It's our turn now, ladies
November 5 is National Men Make Dinner Day – a day that will no doubt garner comedic jabs about burnt meatloaf and dry macaroni and cheese, but let me tell you what I think about cooking.
It’s not all that hard, for me.
Yeah, I said it. No offense to the true chefs out there, but I think the difficulty of preparing a meal is highly exaggerated.
In fact, here’s my recipe for success. Choose your meat/poultry/seafood of choice. Put a healthy, well, make that unhealthy amount of salt, pepper, Italian seasoning, garlic salt, seasoning salt, basil, and any other spices or seasonings you have, all over the entrée.
Next, put it on the grill/in a frying pan/in the oven.
There you go. Bon a petit in a matter of minutes.

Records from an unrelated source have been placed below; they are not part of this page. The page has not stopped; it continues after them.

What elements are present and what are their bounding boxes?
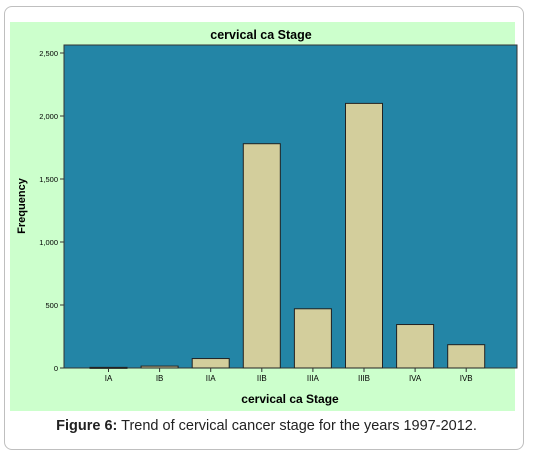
y-tick-label: 2,500: [39, 49, 58, 58]
caption-label: Figure 6:: [56, 418, 118, 434]
chart-title: cervical ca Stage: [210, 28, 312, 42]
y-tick-label: 1,500: [39, 175, 58, 184]
x-tick-label: IIIA: [307, 374, 320, 383]
y-axis: 0 500 1,000 1,500 2,000 2,500: [39, 49, 64, 373]
y-axis-label: Frequency: [16, 177, 28, 234]
x-tick-label: IVB: [460, 374, 473, 383]
bar: [191, 358, 230, 369]
figure-caption: Figure 6: Trend of cervical cancer stage…: [0, 418, 533, 434]
bar: [396, 324, 435, 369]
x-tick-label: IB: [156, 374, 164, 383]
bars-group: [89, 102, 486, 369]
x-axis-label: cervical ca Stage: [241, 392, 339, 406]
plot-area: [63, 44, 518, 369]
caption-text: Trend of cervical cancer stage for the y…: [117, 418, 477, 434]
bar: [293, 308, 332, 369]
bar: [242, 143, 281, 369]
x-tick-label: IIA: [206, 374, 216, 383]
bar: [140, 365, 179, 369]
x-axis: IA IB IIA IIB IIIA IIIB IVA IVB: [105, 368, 473, 383]
x-tick-label: IVA: [409, 374, 422, 383]
y-tick-label: 2,000: [39, 112, 58, 121]
x-tick-label: IIIB: [358, 374, 370, 383]
x-tick-label: IA: [105, 374, 113, 383]
y-tick-label: 500: [45, 301, 58, 310]
y-tick-label: 1,000: [39, 238, 58, 247]
bar: [447, 344, 486, 369]
bar: [345, 102, 383, 369]
x-tick-label: IIB: [257, 374, 267, 383]
y-tick-label: 0: [54, 364, 58, 373]
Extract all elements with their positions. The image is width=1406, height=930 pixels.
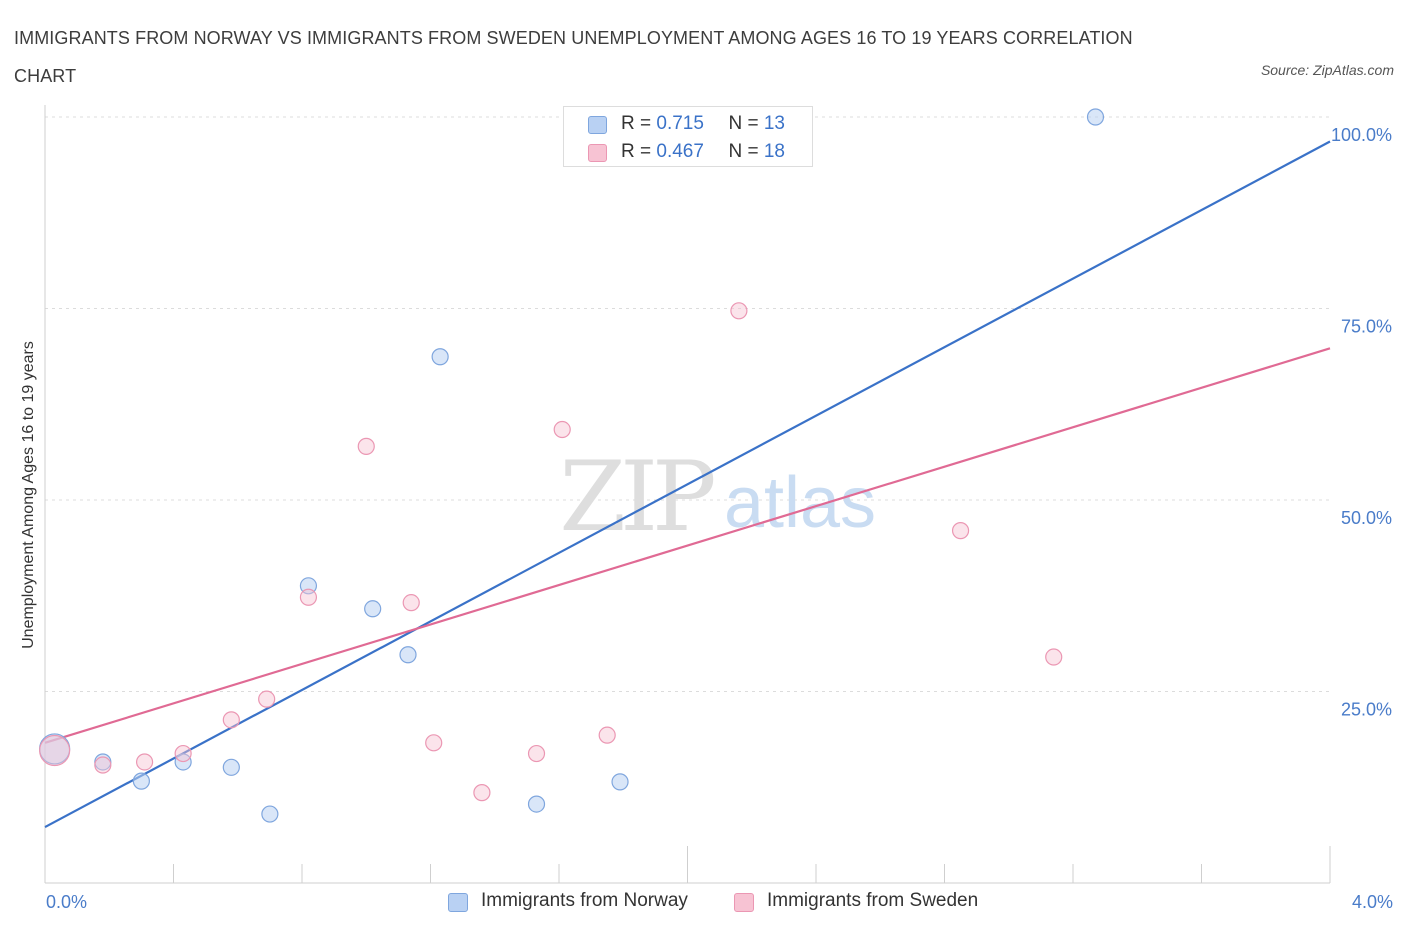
legend-r-label: R = xyxy=(621,113,657,134)
point-sweden-17 xyxy=(1045,648,1063,666)
point-norway-5 xyxy=(261,805,279,823)
watermark-zip: ZIP xyxy=(559,441,714,553)
point-norway-11 xyxy=(611,773,629,791)
legend-swatch-sweden xyxy=(588,144,607,162)
series-legend: Immigrants from Norway Immigrants from S… xyxy=(0,888,1406,918)
trend-line-norway xyxy=(44,140,1331,829)
point-sweden-4 xyxy=(222,711,240,729)
point-norway-9 xyxy=(431,348,449,366)
point-sweden-5 xyxy=(258,690,276,708)
data-points xyxy=(39,108,1105,823)
point-sweden-1 xyxy=(94,756,112,774)
legend-label-sweden: Immigrants from Sweden xyxy=(767,890,979,911)
gridlines xyxy=(45,116,1330,692)
point-sweden-9 xyxy=(425,734,443,752)
tick-labels: 25.0% 50.0% 75.0% 100.0% 0.0% 4.0% xyxy=(46,125,1393,912)
stats-legend: R = 0.715 N = 13 R = 0.467 N = 18 xyxy=(563,106,813,167)
legend-n-label: N = xyxy=(728,141,764,162)
legend-r-value-sweden: 0.467 xyxy=(656,141,704,162)
point-sweden-12 xyxy=(553,420,571,439)
point-norway-8 xyxy=(399,646,417,664)
point-norway-2 xyxy=(132,772,150,790)
legend-r-label: R = xyxy=(621,141,657,162)
axes xyxy=(44,105,1331,884)
watermark-atlas: atlas xyxy=(724,463,876,543)
y-tick-label-75: 75.0% xyxy=(1341,317,1392,337)
y-tick-label-25: 25.0% xyxy=(1341,700,1392,720)
y-tick-label-100: 100.0% xyxy=(1331,125,1392,145)
legend-swatch-sweden xyxy=(734,893,754,912)
legend-r-value-norway: 0.715 xyxy=(656,113,704,134)
legend-swatch-norway xyxy=(588,116,607,134)
point-sweden-3 xyxy=(174,744,192,763)
point-sweden-6 xyxy=(299,588,318,606)
point-norway-10 xyxy=(527,795,546,813)
point-sweden-0 xyxy=(39,734,71,767)
legend-n-label: N = xyxy=(728,113,764,134)
legend-swatch-norway xyxy=(448,893,468,912)
point-norway-7 xyxy=(364,600,382,618)
watermark: ZIP atlas xyxy=(559,441,876,553)
point-norway-12 xyxy=(1086,108,1105,126)
point-sweden-16 xyxy=(951,522,970,540)
legend-n-value-norway: 13 xyxy=(763,113,785,134)
x-tick-label-max: 4.0% xyxy=(1352,892,1393,912)
chart-title: IMMIGRANTS FROM NORWAY VS IMMIGRANTS FRO… xyxy=(14,28,1133,86)
y-tick-label-50: 50.0% xyxy=(1341,508,1392,528)
trend-line-sweden xyxy=(44,347,1331,744)
point-sweden-13 xyxy=(598,726,616,744)
point-sweden-2 xyxy=(135,753,154,771)
point-sweden-15 xyxy=(730,302,748,320)
source-label: Source: ZipAtlas.com xyxy=(1260,62,1394,78)
point-sweden-8 xyxy=(402,594,420,612)
point-norway-4 xyxy=(222,758,240,776)
legend-n-value-sweden: 18 xyxy=(763,141,785,162)
point-sweden-10 xyxy=(473,784,491,802)
trend-lines xyxy=(44,140,1331,829)
point-sweden-7 xyxy=(357,437,375,455)
x-tick-label-min: 0.0% xyxy=(46,892,87,912)
legend-label-norway: Immigrants from Norway xyxy=(481,890,688,911)
point-sweden-11 xyxy=(527,744,546,763)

So there’s the focal part of the meal, fellas. An entrée that will taste like a lovely harmony of charred seasonings saturating and covering a dead animal. Sounds good to me.
Next, we need a side. Now, here is where everyone goes wrong. They spend too much time peeling potatoes and all that jazz, ignoring the truth.
The flakes in the bag are way better.
Yeah, I said that, too. Fake potatoes from a bag taste better than real ones. Big whoop wanna fight about it? (irrelevant Family Guy reference)
Fellas, this year on Men Make Dinner Day, don’t be the butt of the joke, but reverse it and pull the joke over on them. Wife loves those potatoes? HA! Those aren’t even potatoes.
But she doesn’t need to know that.
Okay, we have our entrée, we have our side. Apparently, all fancy meals are supposed to come with a vegetable, even though I still hold tight to my belief that while potatoes are “starchy,” they are still a veggie. But I digress.
The veggie is easy. You only need to have a can, a can opener, microwave-safe bowl and, duh, a microwave. Enough said.
Sprinkle parsley over everything to give it the look of restaurant quality and the ladies will never know that you didn’t really spend much time on the meal, you’ll have made dinner, and it will be pretty much pain-free and minimal on time consumption.
Speaking of consumption, remember, we’re not cooking mac and cheese and hot dogs here, so a can of pop isn’t going to cut it for liquid consumption. You’ll need a couple wine glasses and some wine.
And you can quote me on this – When it comes to wine, it’s best to think INSIDE the box.
Box of wine, baby.
Voila! Just pour it before she sees.
Now to my lady readers out there, and I know there are plenty of you, don’t have a man to cook for you?
Now you do. And you know my skills and where to reach me.
P.S. I was just kidding about the box of wine.